Jonathan Kay says: “To get the efficiencies that will be looked for over the next few years, you will need to see much closer working together in England between primary care trusts and hospitals, between hospitals and GPs, so you need somebody to span these to get those savings. Most of the benefits will be in terms of quality and removing discontinuity.”

The perception of IT inside the NHS needs to turn from being associated with risk, to a tool that creates opportunity, especially in the area of chronic care and the way in which clinicians and patients communicate with each other.

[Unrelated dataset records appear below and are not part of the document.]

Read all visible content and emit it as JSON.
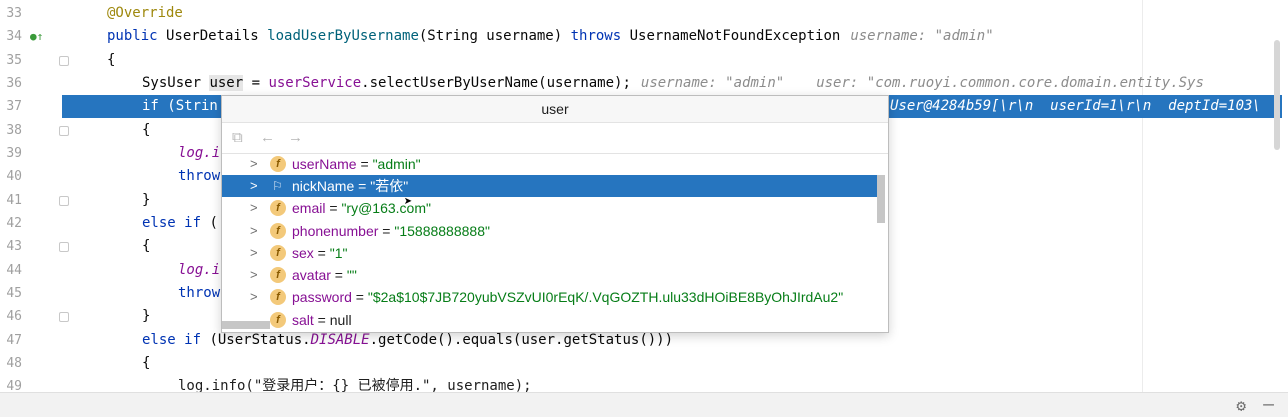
{
  "editor": {
    "line_numbers": [
      "33",
      "34",
      "35",
      "36",
      "37",
      "38",
      "39",
      "40",
      "41",
      "42",
      "43",
      "44",
      "45",
      "46",
      "47",
      "48",
      "49"
    ],
    "lines": {
      "l33": "@Override",
      "l34_kw": "public",
      "l34_type": " UserDetails ",
      "l34_fn": "loadUserByUsername",
      "l34_args": "(String username) ",
      "l34_throws": "throws",
      "l34_ex": " UsernameNotFoundException",
      "l34_hint": "username: \"admin\"",
      "l35": "{",
      "l36_a": "SysUser ",
      "l36_var": "user",
      "l36_b": " = ",
      "l36_svc": "userService",
      "l36_c": ".selectUserByUserName(username);",
      "l36_hint1": "username: \"admin\"",
      "l36_hint2": "user: \"com.ruoyi.common.core.domain.entity.Sys",
      "l37_kw": "if",
      "l37_rest": " (Strin",
      "l37_hint": "User@4284b59[\\r\\n  userId=1\\r\\n  deptId=103\\",
      "l38": "{",
      "l39": "log.i",
      "l40": "throw",
      "l41": "}",
      "l42_kw": "else if",
      "l42_rest": " (",
      "l43": "{",
      "l44": "log.i",
      "l45": "throw",
      "l46": "}",
      "l47_kw": "else if",
      "l47_a": " (UserStatus.",
      "l47_it": "DISABLE",
      "l47_b": ".getCode().equals(user.getStatus()))",
      "l48": "{",
      "l49": "log.info(\"登录用户：{} 已被停用.\", username);"
    }
  },
  "popup": {
    "title": "user",
    "fields": [
      {
        "name": "userName",
        "value": "\"admin\""
      },
      {
        "name": "nickName",
        "value": "\"若依\""
      },
      {
        "name": "email",
        "value": "\"ry@163.com\""
      },
      {
        "name": "phonenumber",
        "value": "\"15888888888\""
      },
      {
        "name": "sex",
        "value": "\"1\""
      },
      {
        "name": "avatar",
        "value": "\"\""
      },
      {
        "name": "password",
        "value": "\"$2a$10$7JB720yubVSZvUI0rEqK/.VqGOZTH.ulu33dHOiBE8ByOhJIrdAu2\""
      },
      {
        "name": "salt",
        "value": "null"
      }
    ],
    "selected_index": 1,
    "field_icon_letter": "f",
    "equals": " = "
  },
  "icons": [
    "override-marker-icon",
    "copy-icon",
    "back-arrow-icon",
    "forward-arrow-icon",
    "gear-icon",
    "minimize-icon",
    "expand-arrow-icon",
    "field-icon",
    "watch-flag-icon",
    "mouse-cursor-icon"
  ],
  "colors": {
    "selection": "#2675bf",
    "keyword": "#0033b3",
    "string": "#067d17",
    "field": "#871094"
  }
}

Users – whether doctors, nurses or patients – needed to be on board with projects much earlier so that their peer groups, who share their values and aspirations, see how the technology benefits the patient, the panellists agree.

The panel also discuss the career path and capabilities for health informatics professionals, suggesting they should have a core understanding of knowledge management.

HC2010 is taking place between 27 and 29 April, at the ICC Birmingham.

Speakers include Gwyn Thomas, CIO for Wales and Professor Heinz Wolff, Emeritus Professor of Bioengineering at Brunel University. Also speaking will be Dr Aiden Halligan, Director of Education at University College London Hospital, Professor Michael West, Executive Dean at Aston University, and Sam Sharps, who was involved in the Digital Britain Report for the Department for Business Innovation and Skills.